Le courrier répondit avec une voix brusque et farouche:
«Je suis le diable; je vais chercher don Quichotte de la Manche; les gens qui viennent par ici sont six troupes d'enchanteurs, qui amènent sur un char de triomphe la sans pareille Dulcinée du Toboso; elle vient, enchantée avec le brillant Français Montésinos, apprendre à don Quichotte comment peut être désenchantée la pauvre dame.
-- Si vous étiez le diable, comme vous le dites, et comme le montre votre aspect, reprit le duc, vous auriez déjà reconnu le chevalier don Quichotte de la Manche, car le voilà devant vous.
-- En mon âme et conscience, répondit le diable, je n'y avais pas fait attention; j'ai l'esprit occupé de tant de choses que j'oubliais la principale, celle pour laquelle je venais justement.
-- Sans doute, s'écria Sancho, que ce démon est honnête homme et bon chrétien; car, s'il ne l'était pas, il ne jurerait point en son âme et conscience. Maintenant je croirai que, jusque dans l'enfer, il doit y avoir de braves gens.»
Aussitôt le démon, sans mettre pied à terre, et tournant les yeux sur don Quichotte, lui dit:
«À toi, le chevalier des Lions (que ne puis-je te voir entre leurs griffes!), m'envoie le malheureux, mais vaillant chevalier Montésinos, pour te dire de sa part que tu l'attendes à l'endroit même où je te rencontrerai, parce qu'il amène avec lui celle qu'on nomme Dulcinée du Toboso, dans le désir de te faire connaître le moyen à prendre pour la désenchanter. Ma venue n'étant à autre fin, ce doit être la fin de mon séjour. Que les démons de mon espèce restent avec toi, et les bons anges avec ces seigneurs.»
À ces mots, il se remit à souffler dans son énorme cornet, tourna le dos, et s'en fut, sans attendre une réponse de personne.

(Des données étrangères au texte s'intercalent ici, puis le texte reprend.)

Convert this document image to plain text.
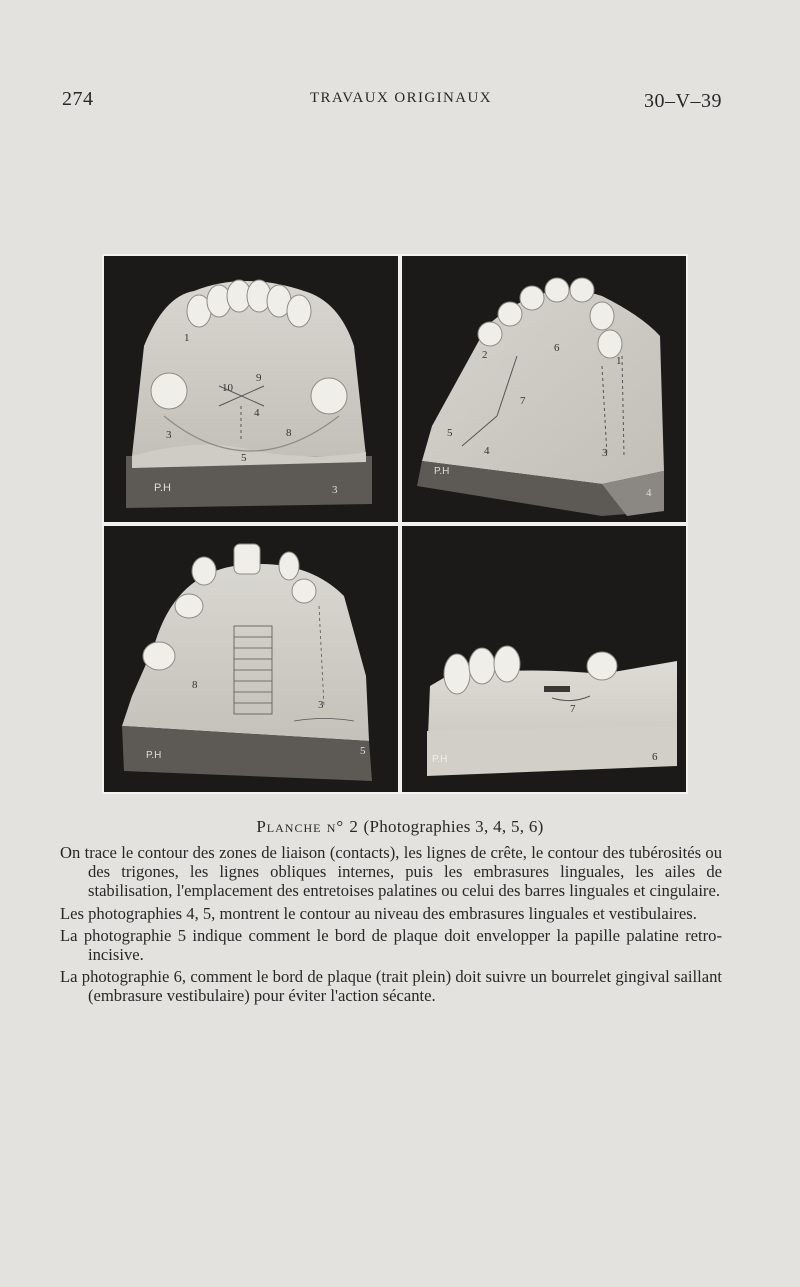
274	TRAVAUX ORIGINAUX	30–V–39
1
9
10
4
3	8
5
P.H	3
6
2	1
7
5
4	3
P.H
4
8
3
P.H	5
7
P.H	6
Planche n° 2 (Photographies 3, 4, 5, 6)

On trace le contour des zones de liaison (contacts), les lignes de crête, le contour des tubérosités ou des trigones, les lignes obliques internes, puis les embrasures linguales, les ailes de stabilisation, l'emplacement des entretoises palatines ou celui des barres linguales et cingulaire.

Les photographies 4, 5, montrent le contour au niveau des embrasures linguales et vestibulaires.

La photographie 5 indique comment le bord de plaque doit envelopper la papille palatine retro-incisive.

La photographie 6, comment le bord de plaque (trait plein) doit suivre un bourrelet gingival saillant (embrasure vestibulaire) pour éviter l'action sécante.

La surprise s'accrut pour tout le monde, surtout pour Sancho, quand il vit qu'on voulait à toute force, et en dépit de la vérité, que Dulcinée fût enchantée réellement; pour don Quichotte, parce qu'il ne pouvait toujours pas démêler si ce qui lui était arrivé dans la caverne de Montésinos était vrai ou faux. Tandis qu'il s'abîmait dans ces pensées, le duc lui demanda:
«Est-ce que Votre Grâce pense attendre cette visite, seigneur don Quichotte?
-- Pourquoi non? répondit-il; j'attendrai de pied ferme et de coeur intrépide, dût m'assaillir l'enfer tout entier.
-- Eh bien! moi, s'écria Sancho, si je vois un autre diable comme le dernier, et si j'entends un autre cornet à bouquin, j'attendrai ici comme je suis en Flandre.»